Weatherly first raced AMA nationals in 1947 and had some promising results his rookie year, including a sixth at Laconia, New Hampshire.
Weatherly’s breakthrough win came at Laconia in 1948, when he beat fellow Harley-Davidson rider and Laconia veteran Babe Tancrede by almost a full minute. It was a surprising win for the then little-known rider from Virginia, but he proved it was no fluke by winning the race again the next year. Weatherly had proven himself to be one of the finest road racers in the country.
The 1949 season proved to be Weatherly’s most active. In addition to winning at Laconia that year, he also earned podium finishes at nationals on the half-miles of Jacksonville, Florida, and Reading, Pennsylvania, and took third in the Langhorne (Pennsylvania) 100-Mile National.
In 1950, he won the AMA 10-Mile National held at one of his home state tracks in Richmond, Virginia.
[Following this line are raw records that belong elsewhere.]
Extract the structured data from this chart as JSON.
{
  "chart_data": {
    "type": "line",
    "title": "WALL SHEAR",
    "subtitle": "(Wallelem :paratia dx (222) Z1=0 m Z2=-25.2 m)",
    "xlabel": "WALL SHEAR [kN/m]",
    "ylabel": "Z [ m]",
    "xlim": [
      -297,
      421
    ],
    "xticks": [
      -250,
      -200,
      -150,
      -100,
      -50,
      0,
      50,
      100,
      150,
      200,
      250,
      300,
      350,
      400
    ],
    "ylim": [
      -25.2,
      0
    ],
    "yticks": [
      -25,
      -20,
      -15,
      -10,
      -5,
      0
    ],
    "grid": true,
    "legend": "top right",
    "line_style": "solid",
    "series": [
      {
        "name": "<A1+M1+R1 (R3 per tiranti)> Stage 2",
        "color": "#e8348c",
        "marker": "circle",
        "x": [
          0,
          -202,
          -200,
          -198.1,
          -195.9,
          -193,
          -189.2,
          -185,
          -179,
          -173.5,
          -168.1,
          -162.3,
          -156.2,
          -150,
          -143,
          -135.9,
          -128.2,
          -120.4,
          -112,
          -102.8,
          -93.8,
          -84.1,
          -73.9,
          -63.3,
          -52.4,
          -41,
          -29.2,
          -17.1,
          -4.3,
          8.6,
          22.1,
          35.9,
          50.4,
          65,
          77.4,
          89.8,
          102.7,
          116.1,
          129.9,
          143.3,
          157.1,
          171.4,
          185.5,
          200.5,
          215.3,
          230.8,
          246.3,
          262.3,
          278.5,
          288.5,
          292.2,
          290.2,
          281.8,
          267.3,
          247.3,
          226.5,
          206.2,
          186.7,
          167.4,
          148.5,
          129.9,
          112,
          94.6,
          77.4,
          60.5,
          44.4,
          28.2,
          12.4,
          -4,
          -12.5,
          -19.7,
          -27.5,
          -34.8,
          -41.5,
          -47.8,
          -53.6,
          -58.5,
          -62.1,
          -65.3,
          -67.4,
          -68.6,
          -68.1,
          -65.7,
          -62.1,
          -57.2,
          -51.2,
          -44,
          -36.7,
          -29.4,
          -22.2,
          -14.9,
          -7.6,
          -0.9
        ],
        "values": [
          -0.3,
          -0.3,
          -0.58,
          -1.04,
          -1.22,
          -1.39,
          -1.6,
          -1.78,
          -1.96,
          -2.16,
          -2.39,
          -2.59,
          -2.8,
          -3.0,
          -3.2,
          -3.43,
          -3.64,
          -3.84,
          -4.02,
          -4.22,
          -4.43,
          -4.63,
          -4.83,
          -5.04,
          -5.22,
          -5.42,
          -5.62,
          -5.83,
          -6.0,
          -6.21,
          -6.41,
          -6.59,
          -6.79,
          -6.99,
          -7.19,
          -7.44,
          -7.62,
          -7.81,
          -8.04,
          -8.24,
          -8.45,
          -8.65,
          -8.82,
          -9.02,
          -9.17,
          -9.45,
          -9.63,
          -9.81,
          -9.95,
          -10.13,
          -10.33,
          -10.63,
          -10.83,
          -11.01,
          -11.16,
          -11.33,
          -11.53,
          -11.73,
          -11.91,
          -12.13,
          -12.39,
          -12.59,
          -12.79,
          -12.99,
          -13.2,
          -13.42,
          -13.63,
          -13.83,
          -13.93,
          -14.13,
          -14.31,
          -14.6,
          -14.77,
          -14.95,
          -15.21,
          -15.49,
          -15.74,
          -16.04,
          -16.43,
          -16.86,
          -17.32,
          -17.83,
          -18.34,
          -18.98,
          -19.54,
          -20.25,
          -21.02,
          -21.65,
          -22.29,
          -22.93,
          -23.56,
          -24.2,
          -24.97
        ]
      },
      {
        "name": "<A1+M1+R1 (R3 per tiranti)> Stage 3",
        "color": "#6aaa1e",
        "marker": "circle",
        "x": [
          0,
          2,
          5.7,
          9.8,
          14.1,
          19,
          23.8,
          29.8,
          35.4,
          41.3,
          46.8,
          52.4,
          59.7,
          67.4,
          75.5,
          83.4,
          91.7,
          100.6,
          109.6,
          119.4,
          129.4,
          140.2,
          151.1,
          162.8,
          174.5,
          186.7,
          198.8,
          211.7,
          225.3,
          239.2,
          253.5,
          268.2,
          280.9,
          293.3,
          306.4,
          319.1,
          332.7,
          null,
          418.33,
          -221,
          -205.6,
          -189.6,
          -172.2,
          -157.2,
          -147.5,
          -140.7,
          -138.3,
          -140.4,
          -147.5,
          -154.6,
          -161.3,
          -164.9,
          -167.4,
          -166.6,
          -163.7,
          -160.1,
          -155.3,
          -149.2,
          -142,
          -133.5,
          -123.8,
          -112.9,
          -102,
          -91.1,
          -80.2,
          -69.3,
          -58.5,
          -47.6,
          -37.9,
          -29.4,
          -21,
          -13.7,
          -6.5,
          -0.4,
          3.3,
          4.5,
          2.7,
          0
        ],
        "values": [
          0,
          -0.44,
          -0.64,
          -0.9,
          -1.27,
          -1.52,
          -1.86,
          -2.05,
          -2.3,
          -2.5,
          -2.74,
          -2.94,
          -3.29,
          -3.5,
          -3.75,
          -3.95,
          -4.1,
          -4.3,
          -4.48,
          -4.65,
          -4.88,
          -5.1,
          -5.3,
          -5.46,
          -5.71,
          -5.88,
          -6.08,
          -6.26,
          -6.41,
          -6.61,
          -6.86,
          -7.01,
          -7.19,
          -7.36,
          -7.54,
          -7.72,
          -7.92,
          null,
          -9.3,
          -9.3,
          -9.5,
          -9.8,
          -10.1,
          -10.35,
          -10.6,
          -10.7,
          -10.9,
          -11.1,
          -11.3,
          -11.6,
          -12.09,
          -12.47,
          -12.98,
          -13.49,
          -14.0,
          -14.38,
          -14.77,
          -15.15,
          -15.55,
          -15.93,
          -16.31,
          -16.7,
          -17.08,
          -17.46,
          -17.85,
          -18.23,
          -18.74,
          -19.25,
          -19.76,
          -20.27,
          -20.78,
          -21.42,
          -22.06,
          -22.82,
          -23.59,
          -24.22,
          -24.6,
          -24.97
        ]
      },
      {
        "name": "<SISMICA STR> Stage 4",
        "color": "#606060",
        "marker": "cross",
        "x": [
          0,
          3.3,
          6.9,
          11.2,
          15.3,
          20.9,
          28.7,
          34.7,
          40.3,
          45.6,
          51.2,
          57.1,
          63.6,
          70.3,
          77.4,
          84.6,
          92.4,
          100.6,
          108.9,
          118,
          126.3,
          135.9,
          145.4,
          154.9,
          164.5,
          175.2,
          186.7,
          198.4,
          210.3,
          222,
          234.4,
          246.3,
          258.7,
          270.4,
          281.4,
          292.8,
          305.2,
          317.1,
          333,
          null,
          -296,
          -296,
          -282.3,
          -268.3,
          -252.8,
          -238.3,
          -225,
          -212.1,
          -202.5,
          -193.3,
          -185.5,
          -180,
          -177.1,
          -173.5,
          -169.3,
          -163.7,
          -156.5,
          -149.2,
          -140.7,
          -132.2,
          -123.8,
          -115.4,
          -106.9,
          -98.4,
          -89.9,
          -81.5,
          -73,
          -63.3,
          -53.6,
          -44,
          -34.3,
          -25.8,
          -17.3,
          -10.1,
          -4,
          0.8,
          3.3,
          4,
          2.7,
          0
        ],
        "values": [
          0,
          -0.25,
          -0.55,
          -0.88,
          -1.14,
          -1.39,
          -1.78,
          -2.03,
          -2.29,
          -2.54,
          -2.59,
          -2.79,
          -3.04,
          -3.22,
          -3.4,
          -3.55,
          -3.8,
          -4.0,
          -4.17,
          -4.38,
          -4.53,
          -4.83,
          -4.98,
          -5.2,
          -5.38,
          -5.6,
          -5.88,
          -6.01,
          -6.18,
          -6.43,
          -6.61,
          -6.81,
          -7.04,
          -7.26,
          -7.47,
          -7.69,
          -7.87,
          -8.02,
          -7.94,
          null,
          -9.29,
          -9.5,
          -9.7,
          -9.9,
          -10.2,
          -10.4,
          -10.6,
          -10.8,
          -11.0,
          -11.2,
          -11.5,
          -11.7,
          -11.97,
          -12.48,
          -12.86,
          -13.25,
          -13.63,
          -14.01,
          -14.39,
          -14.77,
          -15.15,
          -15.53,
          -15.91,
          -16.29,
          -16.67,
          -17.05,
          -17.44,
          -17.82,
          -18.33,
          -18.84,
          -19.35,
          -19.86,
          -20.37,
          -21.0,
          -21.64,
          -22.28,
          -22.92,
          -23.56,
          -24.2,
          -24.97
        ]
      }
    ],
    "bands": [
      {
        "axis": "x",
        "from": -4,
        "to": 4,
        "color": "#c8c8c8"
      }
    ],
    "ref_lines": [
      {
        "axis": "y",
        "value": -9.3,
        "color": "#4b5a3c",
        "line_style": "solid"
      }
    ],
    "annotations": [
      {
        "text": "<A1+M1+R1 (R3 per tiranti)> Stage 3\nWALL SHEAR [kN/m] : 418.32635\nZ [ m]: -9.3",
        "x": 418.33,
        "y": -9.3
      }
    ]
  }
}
By 1951, Weatherly was scaling back his motorcycle racing efforts in favor of racing stock cars. By 1952, he had totally committed to racing automobiles but made a few more appearances in the Daytona 200 motorcycle classic through 1954.
The move to stock cars proved to be a good one for Weatherly. He started winning frequently on the NASCAR circuit and won his two NASCAR titles in the early 1960s.
Weatherly was a likable person and won NASCAR’s Most Popular Driver Award in 1961. Weatherly, Lee Petty, and Johnny Beauchamp were the three drivers in the famous inaugural Daytona 500 three-wide finish in 1959.
Weatherly’s life was cut tragically short after he succumbed to injuries received at a NASCAR race in Riverside, California, on January 19, 1964.
Weatherly was one of the few that won on the national level in both motorcycles and cars. His accomplishments have been duly recognized. In 1994, he was named to the International Motorsports Hall of Fame in Talladega, Alabama, and a stock car racing museum adjacent to Darlington Raceway in South Carolina is named in his honor.